A waitress appeared and took their orders. Holliday asked for a Beck's beer and Peggy settled on a Jager Bomb-an Australian monstrosity that consisted of a shot glass of Jagermeister German "digestif" tipped into a larger glass of Red Bull energy drink. The waitress went away to fetch their orders, and they got down to business.
Holliday filled Brennan in about the snowplow attack as the priest worked his way through a second Crown Royal on the rocks.
"I didn't know you were such a driver," commented Brennan.
"Me neither." Holliday laughed. "I was hanging on for dear life."
"I took the photos for an executive protection articl
e for the New York Times Magazine a few years back, so while I was there I took the whole course.
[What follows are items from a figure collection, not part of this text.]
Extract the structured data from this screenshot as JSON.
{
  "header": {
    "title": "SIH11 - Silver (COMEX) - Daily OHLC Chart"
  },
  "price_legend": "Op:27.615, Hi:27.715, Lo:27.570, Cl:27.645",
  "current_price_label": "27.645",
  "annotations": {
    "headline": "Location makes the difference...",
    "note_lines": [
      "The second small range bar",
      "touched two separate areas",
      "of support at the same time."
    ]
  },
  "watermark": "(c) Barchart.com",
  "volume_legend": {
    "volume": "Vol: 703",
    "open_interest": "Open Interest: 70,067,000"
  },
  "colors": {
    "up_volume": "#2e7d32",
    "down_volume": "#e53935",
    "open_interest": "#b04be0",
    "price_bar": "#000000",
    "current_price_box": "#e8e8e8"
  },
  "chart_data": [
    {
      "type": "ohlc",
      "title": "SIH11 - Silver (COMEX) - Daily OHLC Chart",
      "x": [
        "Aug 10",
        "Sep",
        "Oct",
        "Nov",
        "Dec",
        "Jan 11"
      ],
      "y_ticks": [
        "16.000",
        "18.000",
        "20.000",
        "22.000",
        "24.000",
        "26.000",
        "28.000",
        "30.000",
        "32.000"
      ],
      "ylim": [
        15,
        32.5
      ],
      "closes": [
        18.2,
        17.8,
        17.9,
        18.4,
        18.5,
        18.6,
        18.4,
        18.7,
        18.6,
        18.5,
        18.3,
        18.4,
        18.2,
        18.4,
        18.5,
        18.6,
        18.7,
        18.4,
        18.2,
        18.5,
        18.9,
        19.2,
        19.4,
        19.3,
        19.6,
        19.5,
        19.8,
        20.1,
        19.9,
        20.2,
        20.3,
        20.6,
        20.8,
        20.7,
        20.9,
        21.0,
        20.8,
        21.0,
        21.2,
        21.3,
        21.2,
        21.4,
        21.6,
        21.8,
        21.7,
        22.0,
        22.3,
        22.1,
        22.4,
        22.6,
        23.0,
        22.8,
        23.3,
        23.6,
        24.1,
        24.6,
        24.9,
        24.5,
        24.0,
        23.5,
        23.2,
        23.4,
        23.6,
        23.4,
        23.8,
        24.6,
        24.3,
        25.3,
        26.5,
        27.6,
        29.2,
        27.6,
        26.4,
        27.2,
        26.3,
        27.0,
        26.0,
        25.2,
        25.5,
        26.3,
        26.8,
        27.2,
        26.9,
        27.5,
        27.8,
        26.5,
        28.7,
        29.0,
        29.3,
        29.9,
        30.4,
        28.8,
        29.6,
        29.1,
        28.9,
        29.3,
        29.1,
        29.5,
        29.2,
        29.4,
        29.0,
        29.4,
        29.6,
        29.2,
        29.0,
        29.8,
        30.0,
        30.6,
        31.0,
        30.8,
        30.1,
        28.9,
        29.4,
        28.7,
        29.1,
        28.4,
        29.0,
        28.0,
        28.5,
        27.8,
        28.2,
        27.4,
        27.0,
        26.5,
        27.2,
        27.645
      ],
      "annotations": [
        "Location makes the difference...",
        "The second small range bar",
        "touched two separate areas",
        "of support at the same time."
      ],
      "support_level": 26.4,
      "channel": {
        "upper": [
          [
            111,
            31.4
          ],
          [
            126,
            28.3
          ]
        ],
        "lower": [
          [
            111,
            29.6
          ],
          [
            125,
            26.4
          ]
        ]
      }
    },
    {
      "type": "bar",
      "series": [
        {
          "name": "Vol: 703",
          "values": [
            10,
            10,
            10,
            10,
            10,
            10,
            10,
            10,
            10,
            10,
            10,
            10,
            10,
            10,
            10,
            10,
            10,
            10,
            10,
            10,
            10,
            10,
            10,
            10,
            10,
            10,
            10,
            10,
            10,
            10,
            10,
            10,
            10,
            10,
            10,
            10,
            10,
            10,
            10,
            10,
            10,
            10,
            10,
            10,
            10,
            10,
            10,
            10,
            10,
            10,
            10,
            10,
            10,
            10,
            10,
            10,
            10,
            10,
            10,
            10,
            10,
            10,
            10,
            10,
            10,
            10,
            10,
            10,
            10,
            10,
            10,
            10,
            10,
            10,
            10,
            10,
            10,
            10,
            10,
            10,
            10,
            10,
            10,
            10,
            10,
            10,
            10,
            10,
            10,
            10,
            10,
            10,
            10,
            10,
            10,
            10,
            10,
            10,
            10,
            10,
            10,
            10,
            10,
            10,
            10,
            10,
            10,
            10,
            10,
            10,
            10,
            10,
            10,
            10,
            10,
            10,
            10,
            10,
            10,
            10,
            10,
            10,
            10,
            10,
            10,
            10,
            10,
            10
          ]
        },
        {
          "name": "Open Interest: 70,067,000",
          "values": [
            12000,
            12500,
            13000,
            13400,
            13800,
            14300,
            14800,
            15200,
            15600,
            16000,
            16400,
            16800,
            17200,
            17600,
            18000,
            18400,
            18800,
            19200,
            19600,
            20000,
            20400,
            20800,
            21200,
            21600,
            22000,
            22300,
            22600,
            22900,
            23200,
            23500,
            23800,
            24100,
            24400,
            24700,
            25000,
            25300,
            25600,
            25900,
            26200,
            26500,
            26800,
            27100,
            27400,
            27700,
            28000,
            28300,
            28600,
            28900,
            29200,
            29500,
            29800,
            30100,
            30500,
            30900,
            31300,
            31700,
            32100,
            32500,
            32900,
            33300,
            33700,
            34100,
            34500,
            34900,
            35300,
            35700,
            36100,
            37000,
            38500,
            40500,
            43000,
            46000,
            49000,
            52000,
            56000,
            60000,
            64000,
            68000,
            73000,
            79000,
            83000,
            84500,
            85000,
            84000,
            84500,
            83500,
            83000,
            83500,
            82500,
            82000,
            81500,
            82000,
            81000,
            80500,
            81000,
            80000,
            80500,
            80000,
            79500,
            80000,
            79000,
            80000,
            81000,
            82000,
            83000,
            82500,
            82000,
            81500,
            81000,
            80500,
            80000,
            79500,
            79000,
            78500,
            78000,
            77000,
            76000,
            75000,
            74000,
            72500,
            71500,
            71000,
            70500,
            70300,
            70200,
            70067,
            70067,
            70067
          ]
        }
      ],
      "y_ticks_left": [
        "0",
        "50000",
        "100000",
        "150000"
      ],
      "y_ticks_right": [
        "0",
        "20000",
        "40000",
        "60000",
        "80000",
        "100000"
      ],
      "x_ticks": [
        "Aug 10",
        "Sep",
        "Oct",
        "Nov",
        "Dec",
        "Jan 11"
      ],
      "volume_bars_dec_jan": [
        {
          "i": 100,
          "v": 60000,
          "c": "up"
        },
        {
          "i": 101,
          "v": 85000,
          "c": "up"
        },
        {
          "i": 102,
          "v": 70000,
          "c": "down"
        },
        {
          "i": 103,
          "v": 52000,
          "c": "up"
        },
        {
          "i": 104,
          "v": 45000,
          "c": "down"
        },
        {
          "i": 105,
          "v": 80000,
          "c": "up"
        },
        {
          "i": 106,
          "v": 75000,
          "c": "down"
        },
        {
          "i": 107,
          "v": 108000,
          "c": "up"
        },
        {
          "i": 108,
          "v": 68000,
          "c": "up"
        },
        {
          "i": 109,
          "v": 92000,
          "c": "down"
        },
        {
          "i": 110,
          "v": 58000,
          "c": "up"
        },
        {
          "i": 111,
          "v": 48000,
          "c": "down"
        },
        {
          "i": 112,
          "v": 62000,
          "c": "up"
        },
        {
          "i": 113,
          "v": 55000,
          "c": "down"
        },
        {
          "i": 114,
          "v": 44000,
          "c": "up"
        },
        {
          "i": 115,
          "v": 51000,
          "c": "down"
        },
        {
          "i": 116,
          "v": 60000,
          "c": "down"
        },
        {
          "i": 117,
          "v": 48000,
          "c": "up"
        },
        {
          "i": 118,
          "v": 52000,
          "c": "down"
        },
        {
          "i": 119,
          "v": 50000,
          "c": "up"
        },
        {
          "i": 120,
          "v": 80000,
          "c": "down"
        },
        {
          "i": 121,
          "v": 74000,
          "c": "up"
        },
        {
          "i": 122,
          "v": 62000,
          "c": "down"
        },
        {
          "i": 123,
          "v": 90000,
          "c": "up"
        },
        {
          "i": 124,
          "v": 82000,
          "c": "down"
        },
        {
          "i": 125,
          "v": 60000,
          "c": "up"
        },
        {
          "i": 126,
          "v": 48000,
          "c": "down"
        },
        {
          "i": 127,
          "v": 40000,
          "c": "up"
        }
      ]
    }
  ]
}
That's the first time I ever used what I learned."
"Well," said Brennan, "we should give thanks that you could use it when you needed it." He lifted his nearly empty glass. "Slainte," he said, pronouncing the ancient Irish toast as "slancha." He put his glass down on the table. "So, now what, Colonel?"
"We see if there's anything on that memory stick," answered Holliday. "Did you bring the laptop?"
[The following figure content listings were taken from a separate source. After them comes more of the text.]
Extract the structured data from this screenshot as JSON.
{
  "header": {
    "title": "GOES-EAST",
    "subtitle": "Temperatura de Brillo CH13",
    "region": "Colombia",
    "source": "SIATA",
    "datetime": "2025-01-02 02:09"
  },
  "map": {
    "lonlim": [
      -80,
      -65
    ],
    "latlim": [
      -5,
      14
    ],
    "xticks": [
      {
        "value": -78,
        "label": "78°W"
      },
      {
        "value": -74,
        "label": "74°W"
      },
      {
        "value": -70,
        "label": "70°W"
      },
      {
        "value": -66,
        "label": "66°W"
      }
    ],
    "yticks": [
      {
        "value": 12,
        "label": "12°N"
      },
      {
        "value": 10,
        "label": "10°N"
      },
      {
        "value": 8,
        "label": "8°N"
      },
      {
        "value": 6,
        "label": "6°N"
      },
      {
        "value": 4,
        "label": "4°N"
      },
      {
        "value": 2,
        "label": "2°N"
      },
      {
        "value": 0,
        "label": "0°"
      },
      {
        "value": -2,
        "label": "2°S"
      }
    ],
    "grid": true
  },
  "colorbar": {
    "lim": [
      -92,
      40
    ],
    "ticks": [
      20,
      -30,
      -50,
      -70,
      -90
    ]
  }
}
"Right here," said Brennan, patting the seat beside him.
"Then let's go."
The suite was standard upscale Hilton: two generic prints above the beds in each of the bedrooms and everything in muted shades of rust and pink and beige. Tasteful and inoffensive. There was a Wi-Fi connection, a sitting room between the bedrooms and big screen TVs everywhere except the bathrooms. Holliday set up the computer on the little desk in the room and booted it up. He plugged the USB drive into the appropriate port and waited a few seconds for the menu window to open. There were three files on the memory stick: "Tritt," "Sinclair" and "Itinerary."
All three files were CIA reports from what had clearly been a much larger file under the project name Crusader. From what Holliday could tell, Crusader was a classic arm's-length Delaware company like Evergreen International Airlines and In-Q-Tel, a high-technology dummy corporation whose main function was to monitor traffic carried on telecommunication satellites. According to the file numbers, Crusader had been in operation, although inactive, for two years.
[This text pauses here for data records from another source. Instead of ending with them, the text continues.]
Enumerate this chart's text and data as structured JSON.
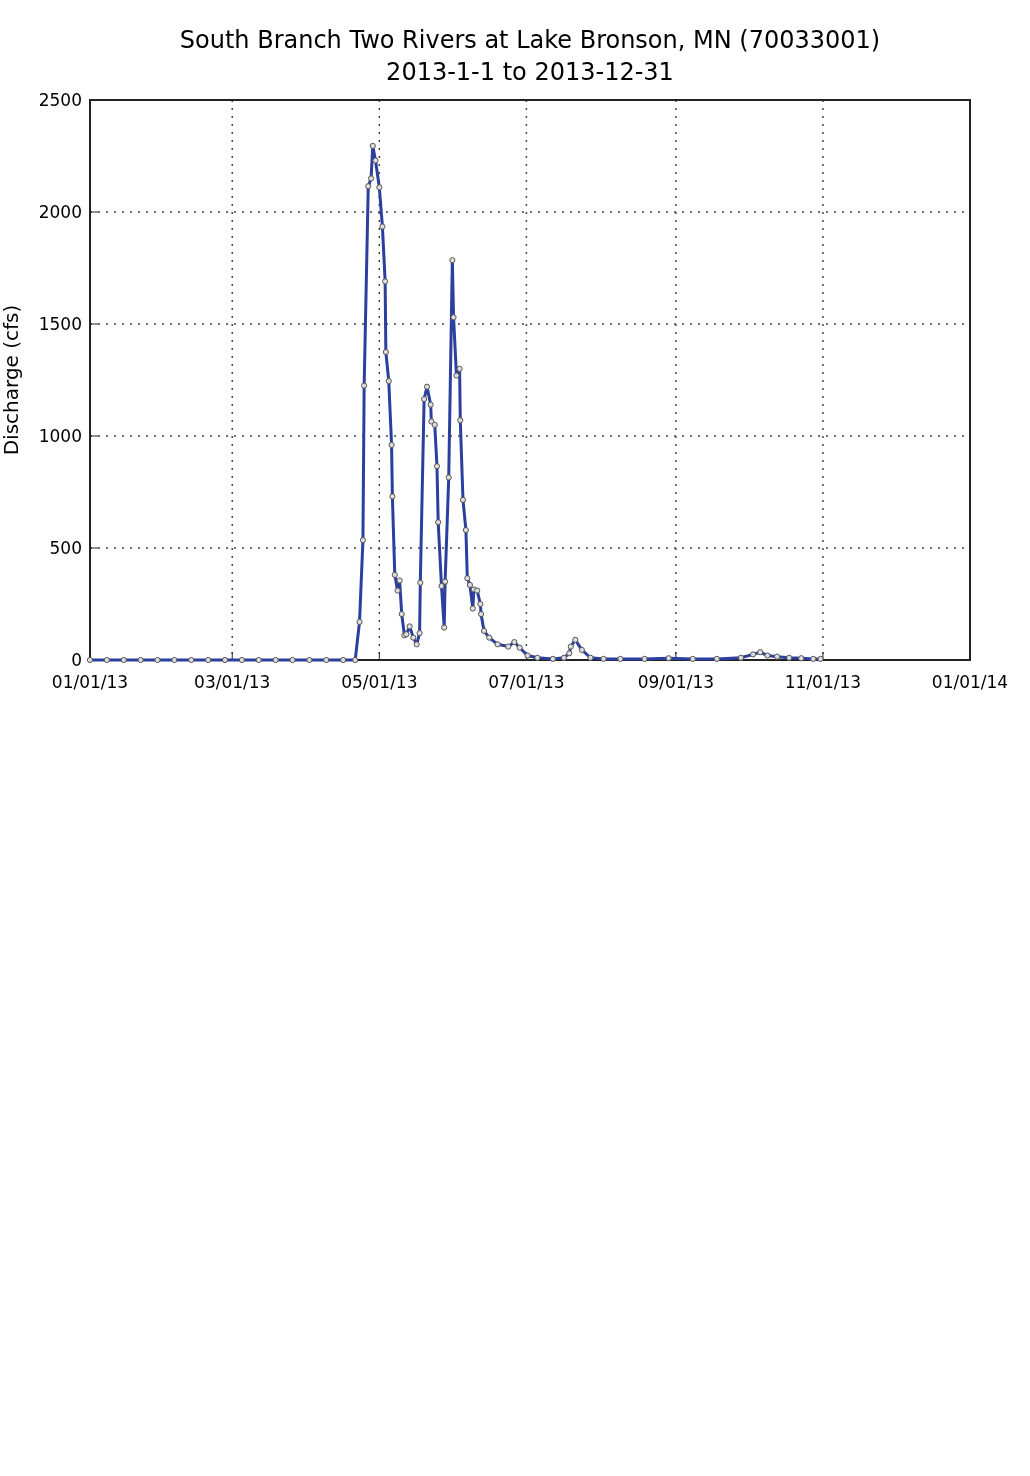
{
  "chart_data": {
    "type": "line",
    "title": "South Branch Two Rivers at Lake Bronson, MN (70033001)",
    "subtitle": "2013-1-1 to 2013-12-31",
    "ylabel": "Discharge (cfs)",
    "x": [
      "2013-01-01",
      "2013-01-08",
      "2013-01-15",
      "2013-01-22",
      "2013-01-29",
      "2013-02-05",
      "2013-02-12",
      "2013-02-19",
      "2013-02-26",
      "2013-03-05",
      "2013-03-12",
      "2013-03-19",
      "2013-03-26",
      "2013-04-02",
      "2013-04-09",
      "2013-04-16",
      "2013-04-21",
      "2013-04-22T19:00",
      "2013-04-24T05:00",
      "2013-04-24T17:00",
      "2013-04-26T10:00",
      "2013-04-27T14:00",
      "2013-04-28T07:00",
      "2013-04-29T10:00",
      "2013-05-01T00:00",
      "2013-05-02T07:00",
      "2013-05-03T10:00",
      "2013-05-03T17:00",
      "2013-05-04T22:00",
      "2013-05-06T02:00",
      "2013-05-06T10:00",
      "2013-05-07T10:00",
      "2013-05-08T14:00",
      "2013-05-09T10:00",
      "2013-05-10T07:00",
      "2013-05-11T10:00",
      "2013-05-12T05:00",
      "2013-05-13T14:00",
      "2013-05-15T02:00",
      "2013-05-16T12:00",
      "2013-05-17T17:00",
      "2013-05-18T00:00",
      "2013-05-19T14:00",
      "2013-05-20T19:00",
      "2013-05-22T07:00",
      "2013-05-22T14:00",
      "2013-05-24T00:00",
      "2013-05-24T22:00",
      "2013-05-25T10:00",
      "2013-05-26T19:00",
      "2013-05-27T22:00",
      "2013-05-28T07:00",
      "2013-05-29T19:00",
      "2013-05-31T07:00",
      "2013-05-31T19:00",
      "2013-06-02T00:00",
      "2013-06-03T07:00",
      "2013-06-03T14:00",
      "2013-06-04T17:00",
      "2013-06-05T22:00",
      "2013-06-06T12:00",
      "2013-06-07T14:00",
      "2013-06-08T19:00",
      "2013-06-09T05:00",
      "2013-06-10T14:00",
      "2013-06-11T22:00",
      "2013-06-12T05:00",
      "2013-06-13T10:00",
      "2013-06-15T14:00",
      "2013-06-19T02:00",
      "2013-06-23T12:00",
      "2013-06-26T00:00",
      "2013-06-28T05:00",
      "2013-07-01T12:00",
      "2013-07-05T14:00",
      "2013-07-12",
      "2013-07-16T14:00",
      "2013-07-18T19:00",
      "2013-07-19T10:00",
      "2013-07-21T07:00",
      "2013-07-24",
      "2013-07-27T14:00",
      "2013-08-02",
      "2013-08-09",
      "2013-08-19",
      "2013-08-29",
      "2013-09-08",
      "2013-09-18",
      "2013-09-28",
      "2013-10-03",
      "2013-10-06",
      "2013-10-09",
      "2013-10-13",
      "2013-10-18",
      "2013-10-23",
      "2013-10-28",
      "2013-10-31"
    ],
    "series": [
      {
        "color": "#2b3f9e",
        "values": [
          0,
          0,
          0,
          0,
          0,
          0,
          0,
          0,
          0,
          0,
          0,
          0,
          0,
          0,
          0,
          0,
          0,
          170,
          535,
          1225,
          2115,
          2150,
          2295,
          2230,
          2110,
          1935,
          1690,
          1375,
          1245,
          960,
          730,
          380,
          310,
          355,
          205,
          110,
          115,
          150,
          100,
          70,
          120,
          345,
          1165,
          1220,
          1140,
          1065,
          1050,
          865,
          615,
          330,
          145,
          350,
          815,
          1785,
          1530,
          1270,
          1300,
          1070,
          715,
          580,
          365,
          335,
          230,
          315,
          310,
          250,
          205,
          130,
          100,
          70,
          60,
          80,
          55,
          20,
          10,
          5,
          10,
          30,
          60,
          90,
          45,
          10,
          5,
          5,
          5,
          8,
          5,
          5,
          10,
          25,
          35,
          20,
          15,
          10,
          8,
          5,
          5
        ]
      }
    ],
    "xlim": [
      "2013-01-01",
      "2014-01-01"
    ],
    "xticks": [
      {
        "value": "2013-01-01",
        "label": "01/01/13"
      },
      {
        "value": "2013-03-01",
        "label": "03/01/13"
      },
      {
        "value": "2013-05-01",
        "label": "05/01/13"
      },
      {
        "value": "2013-07-01",
        "label": "07/01/13"
      },
      {
        "value": "2013-09-01",
        "label": "09/01/13"
      },
      {
        "value": "2013-11-01",
        "label": "11/01/13"
      },
      {
        "value": "2014-01-01",
        "label": "01/01/14"
      }
    ],
    "ylim": [
      0,
      2500
    ],
    "yticks": [
      0,
      500,
      1000,
      1500,
      2000,
      2500
    ],
    "grid": true,
    "marker": "circle",
    "line_style": "solid"
  }
}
"If Crusader involves Kate Sinclair, how come it pre-dates that whole episode during the summer-Sable Island and buried relics and all that?" Peggy asked.
"Sinclair's main objective was to put her son in the White House," said Holliday. "Those phony relics were just a means to an end. I think Crusader might well be her version of Plan B."
"How does assassinating the Pope accomplish that?" Peggy asked.
"That's what we have to find out," said Holliday.